Dynamics and geo-politicsOn October 3, the mainstream communist party, CPN-UML, and the main faction of combative communists, Maoist Centre, forged an electoral alliance.
On October 3, the mainstream communist party, CPN-UML, and the main faction of combative communists, Maoist Centre, forged an electoral alliance. Ex-Maoist leader Baburam Bhattarai and his newly formed non-communist party Naya Shakti Nepal also joined the alliance. Owing to their vast ideological differences and due to the difficulties in adjusting when it comes to issues of leadership, unification may prove to be a non-starter.
UML and the Maoist Centre have always been separate parties, and the relations between the two soured during the latter’s insurgency. Attempts to merge parties never materialised and both groups fought tooth and nail to monopolise the traditional socio-political space and voter base of communists. With opposing views on almost everything from the history and societal structure of Nepal to the insurgency to the wave of ‘identity politics’ touted by the Maoists, the two parties seem to be separated by too many factors. They are poles apart on vital issues like ethnocentric/’Madhes-centric’ federalism and constitution amendment. In the past, UML accused the Maoist Centre of being left-extremists who toe the line of the Indian establishment, and the Maoists retaliated by saying that UML was revisionist and ultra-nationalist.
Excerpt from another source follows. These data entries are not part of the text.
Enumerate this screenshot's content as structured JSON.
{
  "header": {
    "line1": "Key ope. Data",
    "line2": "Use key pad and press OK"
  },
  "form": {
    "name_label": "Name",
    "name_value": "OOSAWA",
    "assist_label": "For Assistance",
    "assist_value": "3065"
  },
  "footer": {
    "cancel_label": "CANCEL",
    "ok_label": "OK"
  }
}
Wrong ways and right means
How the unification will materialise, let alone succeed and be sustained amid such contradictions remains to be seen. The right way to unite would have been to first agree on ideological framework, policies and programmes, and then work on the adjustment modalities of party rank and file. It didn’t happen that way; the whole decision of unification was made with minimal thought. The only basis, rationale and modus operandi of unification seems to be, “Why not unify our parties? After all, we are both ‘communists’.” That is why the whole emphasis of their 6-point deal is on seat-sharing ratios (60:40) for polls and rotational arrangement for party presidency and premiership.
The votes that have gone to UML and the Maoist Centre separately during the past will not be added automatically as a result of this alliance, as some believe. Several variables, including the popularity of candidates, decide a poll outcome. While a poll alliance is initially easier than unification, ensuring the success of either is equally difficult. The partial poll alliance between Nepali Congress (NC) and Maoist Centre during the recent local level elections wasn’t very successful, mainly because of their ideological differences. Though this particular poll alliance may not suffer this disadvantage, it may face resistance from grassroots level workers of both parties who have been fighting each other over the years. And those cadres are the backbone of any electoral success. It is safe to say that if the poll alliance fails, the unification too will fail.
In fact, even the poll alliance wasn’t a well thought-out idea. It was just a strategy thought out by UML in the aftermath of the last local level polls—the results of which fell far short of UML’s calculations. While it performed poorly in Province 2, UML narrowly came out at the top in other provinces. Results of provincial and federal elections, to be held only after a few months, were not expected to be any different. These results would mean that the UML would once again remain in the opposition, while the NC would hold power with the Maoist Centre as a partner. UML, therefore, seemed to have seen the benefits in breaking the NC-Maoist coalition and forging a poll alliance with the Maoist Centre instead.
Hopes and concerns
The rest of the nation, and the world, will judge and respond to the unification based on its merit. Does the alliance intend to overthrow the existing democratic order and establish a one-party communist rule? Do they want to amend the constitution and seize absolute power if they achieve absolute parliamentary majority? The Maoist Centre, even after they joined the mainstream polity, are known to hunger for such adventures. But, any such move is bound to cause backlash on both the domestic and external fronts, as democracy and capitalism with or without social security is the order of the day, communism is not. On the other hand, if unification is to bring about a two- or three-party democratic system, Nepali people will celebrate. This is because such systems have the potential to focus ideologies, which may bring political stability to deliver services and to develop the country. In that case, the unification will also positively pressure NC. Presence of a strong and unified adversary will force NC to improve. To survive, it either has to improve its performance or consign itself to history. It cannot always be a winner on account of its historical contributions and on account of an opponent’s divided vote-bank.
Foreign hand, really?
A ‘foreign hand’, especially that of India, is a factor that is widely believed to be behind any major political developments in this country. This time was no exception. Some pundits have even opined that in order to “Indianise” the nationalist UML from within, Delhi is pushing the Maoist Centre and Baburam to unite. The theory, however, isn’t convincing. This time, even China is widely accused of being behind this alliance-unification drama, an argument not without reason. However, with its non-interventionist, hands-off approach in Nepal’s internal affairs, China has always stuck to a ‘state to state only’ relationship. All Nepal needs is to contain Indian intervention and exercise her sovereign power and national independence. To invite China to meddle in Nepal’s dirty internal politics in order to counter India will be a recipe for disaster. That will only make Nepal a battle ground of another Cold War between two giants.